Education

Don’t Copy That Either

By May 28, 2009 No Comments

In 1992, the Software & Information Industry Association (SIIA) released the rousing, rap-filled and rather catchy video entitled Don’t Copy That Floppy.

Seventeen years later, SIIA will release Version 2.0 later this summer.  Appropriately titled, “Don’t Copy That Too” (DCT2), the new video emulates its predecessor with a shared goal of enlightening students about copyright issues.

At the SIIA CODiE Awards gala held during the organization’s Spring conference in San Francisco, the video trailer for DCT2 was premiered to an audience of software developers.  Attending SIIA members watched the trailer beaming from two giant monitors, which had previously looped a 1950’s superhero cartoon.

Chuckles filled the room as the beginning of the trailer featured a science-fiction-like opening complete with swooshing verbiage and space odyssey music, and then a flash-back to the 1992 version.  After an interlude with an updated rap song performed by the original version’s M.E. Hart as “MC Double Def DP,” the trailer ends with a cameo of two Star Trek characters and the slogan, “It’s not just a copy, it’s a crime.”

Though the video may be designed to reach younger audiences through head-bopping lyrics and sensational footage, the message is important.  The video will be released for use in school districts nationwide in two forms – the music video and an extended version with interviews of industry professionals, developers, educators, and a special appearance by convicted Jeremiah Mondello.  Sentenced to 48 months in prison for pirating software on eBay, Mondello (only 24 years old) tells young viewers that breaking copyright law is just not worth it.

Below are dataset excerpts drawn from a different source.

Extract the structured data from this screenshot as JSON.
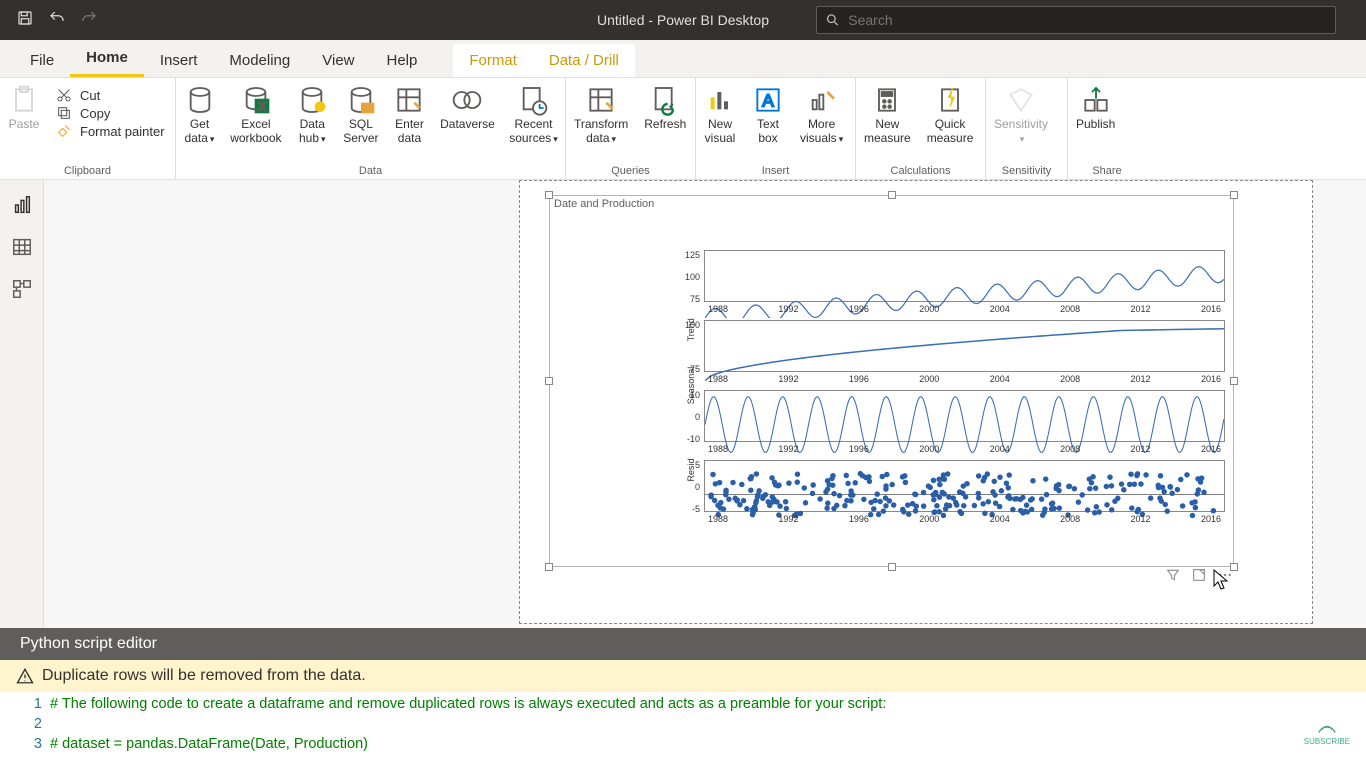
{
  "titlebar": {
    "title": "Untitled - Power BI Desktop",
    "search_placeholder": "Search"
  },
  "tabs": {
    "file": "File",
    "home": "Home",
    "insert": "Insert",
    "modeling": "Modeling",
    "view": "View",
    "help": "Help",
    "format": "Format",
    "datadrill": "Data / Drill"
  },
  "ribbon": {
    "paste": "Paste",
    "cut": "Cut",
    "copy": "Copy",
    "formatpainter": "Format painter",
    "getdata": "Get\ndata",
    "excel": "Excel\nworkbook",
    "datahub": "Data\nhub",
    "sql": "SQL\nServer",
    "enter": "Enter\ndata",
    "dataverse": "Dataverse",
    "recent": "Recent\nsources",
    "transform": "Transform\ndata",
    "refresh": "Refresh",
    "newvisual": "New\nvisual",
    "textbox": "Text\nbox",
    "morevisuals": "More\nvisuals",
    "newmeasure": "New\nmeasure",
    "quickmeasure": "Quick\nmeasure",
    "sensitivity": "Sensitivity",
    "publish": "Publish",
    "g_clipboard": "Clipboard",
    "g_data": "Data",
    "g_queries": "Queries",
    "g_insert": "Insert",
    "g_calc": "Calculations",
    "g_sens": "Sensitivity",
    "g_share": "Share"
  },
  "visual": {
    "title": "Date and Production"
  },
  "editor": {
    "title": "Python script editor",
    "warning": "Duplicate rows will be removed from the data.",
    "line1": "# The following code to create a dataframe and remove duplicated rows is always executed and acts as a preamble for your script:",
    "line2": "",
    "line3": "# dataset = pandas.DataFrame(Date, Production)",
    "n1": "1",
    "n2": "2",
    "n3": "3"
  },
  "chart_data": [
    {
      "type": "line",
      "ylabel": "",
      "ylim": [
        70,
        130
      ],
      "yticks": [
        75,
        100,
        125
      ],
      "xticks": [
        "1988",
        "1992",
        "1996",
        "2000",
        "2004",
        "2008",
        "2012",
        "2016"
      ],
      "desc": "observed production ~70→120 with seasonal oscillation"
    },
    {
      "type": "line",
      "ylabel": "Trend",
      "ylim": [
        65,
        110
      ],
      "yticks": [
        75,
        100
      ],
      "xticks": [
        "1988",
        "1992",
        "1996",
        "2000",
        "2004",
        "2008",
        "2012",
        "2016"
      ],
      "desc": "smooth trend rising 70→105 then plateau"
    },
    {
      "type": "line",
      "ylabel": "Seasonal",
      "ylim": [
        -12,
        12
      ],
      "yticks": [
        -10,
        0,
        10
      ],
      "xticks": [
        "1988",
        "1992",
        "1996",
        "2000",
        "2004",
        "2008",
        "2012",
        "2016"
      ],
      "desc": "repeating annual seasonal cycle ±10"
    },
    {
      "type": "scatter",
      "ylabel": "Resid",
      "ylim": [
        -8,
        8
      ],
      "yticks": [
        -5,
        0,
        5
      ],
      "xticks": [
        "1988",
        "1992",
        "1996",
        "2000",
        "2004",
        "2008",
        "2012",
        "2016"
      ],
      "desc": "residual noise around 0 ±5"
    }
  ]
}
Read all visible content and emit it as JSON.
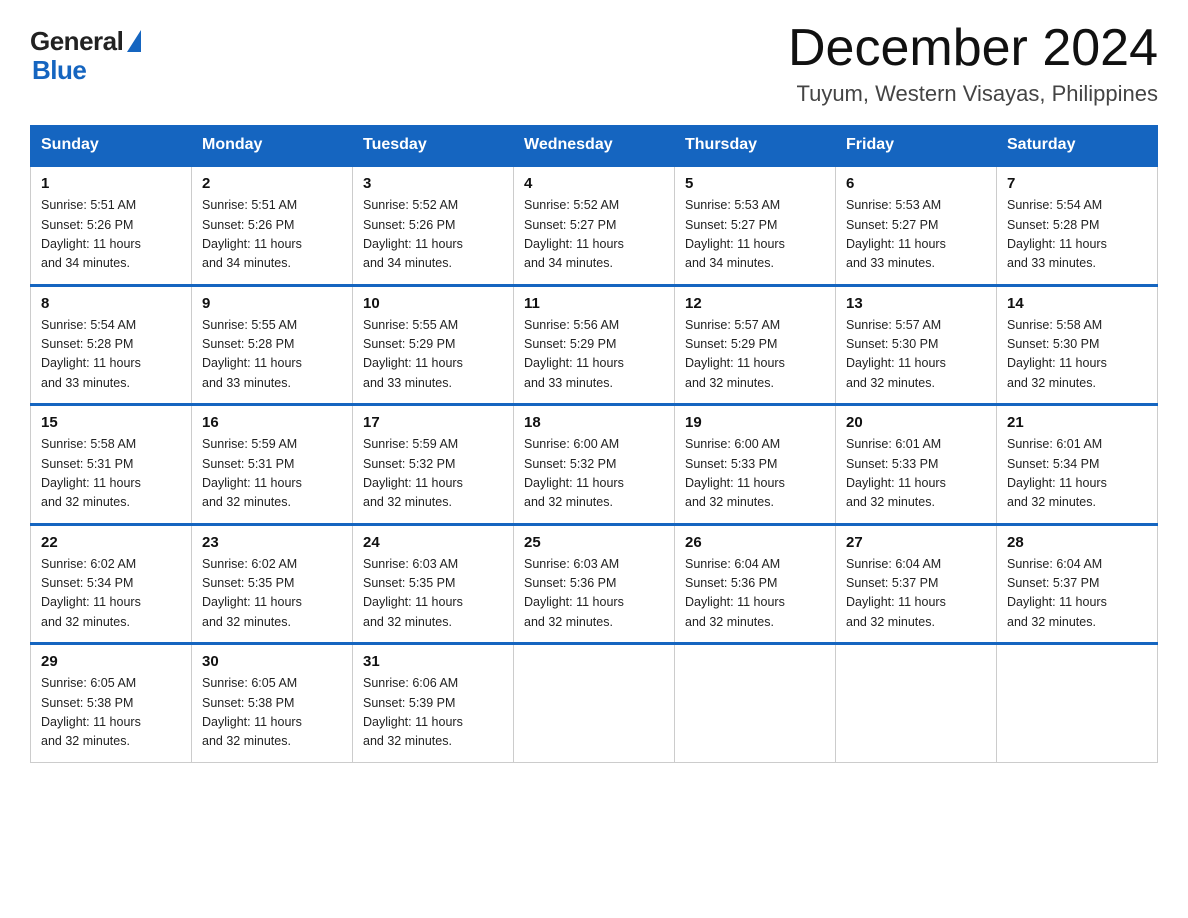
{
  "header": {
    "logo_general": "General",
    "logo_blue": "Blue",
    "month_title": "December 2024",
    "location": "Tuyum, Western Visayas, Philippines"
  },
  "days_of_week": [
    "Sunday",
    "Monday",
    "Tuesday",
    "Wednesday",
    "Thursday",
    "Friday",
    "Saturday"
  ],
  "weeks": [
    [
      {
        "day": "1",
        "sunrise": "5:51 AM",
        "sunset": "5:26 PM",
        "daylight": "11 hours and 34 minutes."
      },
      {
        "day": "2",
        "sunrise": "5:51 AM",
        "sunset": "5:26 PM",
        "daylight": "11 hours and 34 minutes."
      },
      {
        "day": "3",
        "sunrise": "5:52 AM",
        "sunset": "5:26 PM",
        "daylight": "11 hours and 34 minutes."
      },
      {
        "day": "4",
        "sunrise": "5:52 AM",
        "sunset": "5:27 PM",
        "daylight": "11 hours and 34 minutes."
      },
      {
        "day": "5",
        "sunrise": "5:53 AM",
        "sunset": "5:27 PM",
        "daylight": "11 hours and 34 minutes."
      },
      {
        "day": "6",
        "sunrise": "5:53 AM",
        "sunset": "5:27 PM",
        "daylight": "11 hours and 33 minutes."
      },
      {
        "day": "7",
        "sunrise": "5:54 AM",
        "sunset": "5:28 PM",
        "daylight": "11 hours and 33 minutes."
      }
    ],
    [
      {
        "day": "8",
        "sunrise": "5:54 AM",
        "sunset": "5:28 PM",
        "daylight": "11 hours and 33 minutes."
      },
      {
        "day": "9",
        "sunrise": "5:55 AM",
        "sunset": "5:28 PM",
        "daylight": "11 hours and 33 minutes."
      },
      {
        "day": "10",
        "sunrise": "5:55 AM",
        "sunset": "5:29 PM",
        "daylight": "11 hours and 33 minutes."
      },
      {
        "day": "11",
        "sunrise": "5:56 AM",
        "sunset": "5:29 PM",
        "daylight": "11 hours and 33 minutes."
      },
      {
        "day": "12",
        "sunrise": "5:57 AM",
        "sunset": "5:29 PM",
        "daylight": "11 hours and 32 minutes."
      },
      {
        "day": "13",
        "sunrise": "5:57 AM",
        "sunset": "5:30 PM",
        "daylight": "11 hours and 32 minutes."
      },
      {
        "day": "14",
        "sunrise": "5:58 AM",
        "sunset": "5:30 PM",
        "daylight": "11 hours and 32 minutes."
      }
    ],
    [
      {
        "day": "15",
        "sunrise": "5:58 AM",
        "sunset": "5:31 PM",
        "daylight": "11 hours and 32 minutes."
      },
      {
        "day": "16",
        "sunrise": "5:59 AM",
        "sunset": "5:31 PM",
        "daylight": "11 hours and 32 minutes."
      },
      {
        "day": "17",
        "sunrise": "5:59 AM",
        "sunset": "5:32 PM",
        "daylight": "11 hours and 32 minutes."
      },
      {
        "day": "18",
        "sunrise": "6:00 AM",
        "sunset": "5:32 PM",
        "daylight": "11 hours and 32 minutes."
      },
      {
        "day": "19",
        "sunrise": "6:00 AM",
        "sunset": "5:33 PM",
        "daylight": "11 hours and 32 minutes."
      },
      {
        "day": "20",
        "sunrise": "6:01 AM",
        "sunset": "5:33 PM",
        "daylight": "11 hours and 32 minutes."
      },
      {
        "day": "21",
        "sunrise": "6:01 AM",
        "sunset": "5:34 PM",
        "daylight": "11 hours and 32 minutes."
      }
    ],
    [
      {
        "day": "22",
        "sunrise": "6:02 AM",
        "sunset": "5:34 PM",
        "daylight": "11 hours and 32 minutes."
      },
      {
        "day": "23",
        "sunrise": "6:02 AM",
        "sunset": "5:35 PM",
        "daylight": "11 hours and 32 minutes."
      },
      {
        "day": "24",
        "sunrise": "6:03 AM",
        "sunset": "5:35 PM",
        "daylight": "11 hours and 32 minutes."
      },
      {
        "day": "25",
        "sunrise": "6:03 AM",
        "sunset": "5:36 PM",
        "daylight": "11 hours and 32 minutes."
      },
      {
        "day": "26",
        "sunrise": "6:04 AM",
        "sunset": "5:36 PM",
        "daylight": "11 hours and 32 minutes."
      },
      {
        "day": "27",
        "sunrise": "6:04 AM",
        "sunset": "5:37 PM",
        "daylight": "11 hours and 32 minutes."
      },
      {
        "day": "28",
        "sunrise": "6:04 AM",
        "sunset": "5:37 PM",
        "daylight": "11 hours and 32 minutes."
      }
    ],
    [
      {
        "day": "29",
        "sunrise": "6:05 AM",
        "sunset": "5:38 PM",
        "daylight": "11 hours and 32 minutes."
      },
      {
        "day": "30",
        "sunrise": "6:05 AM",
        "sunset": "5:38 PM",
        "daylight": "11 hours and 32 minutes."
      },
      {
        "day": "31",
        "sunrise": "6:06 AM",
        "sunset": "5:39 PM",
        "daylight": "11 hours and 32 minutes."
      },
      null,
      null,
      null,
      null
    ]
  ],
  "labels": {
    "sunrise": "Sunrise:",
    "sunset": "Sunset:",
    "daylight": "Daylight:"
  }
}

Check out the trailer and look for the full version to be released online in late summer.  Though students are not using floppy disks any longer, with the growing number of software programs, online subscriptions and downloadable media, comes even greater responsibility.  Students need to learn what can be copied and shared, and what can not.

Do you remember the original?  Did you use it in your classroom?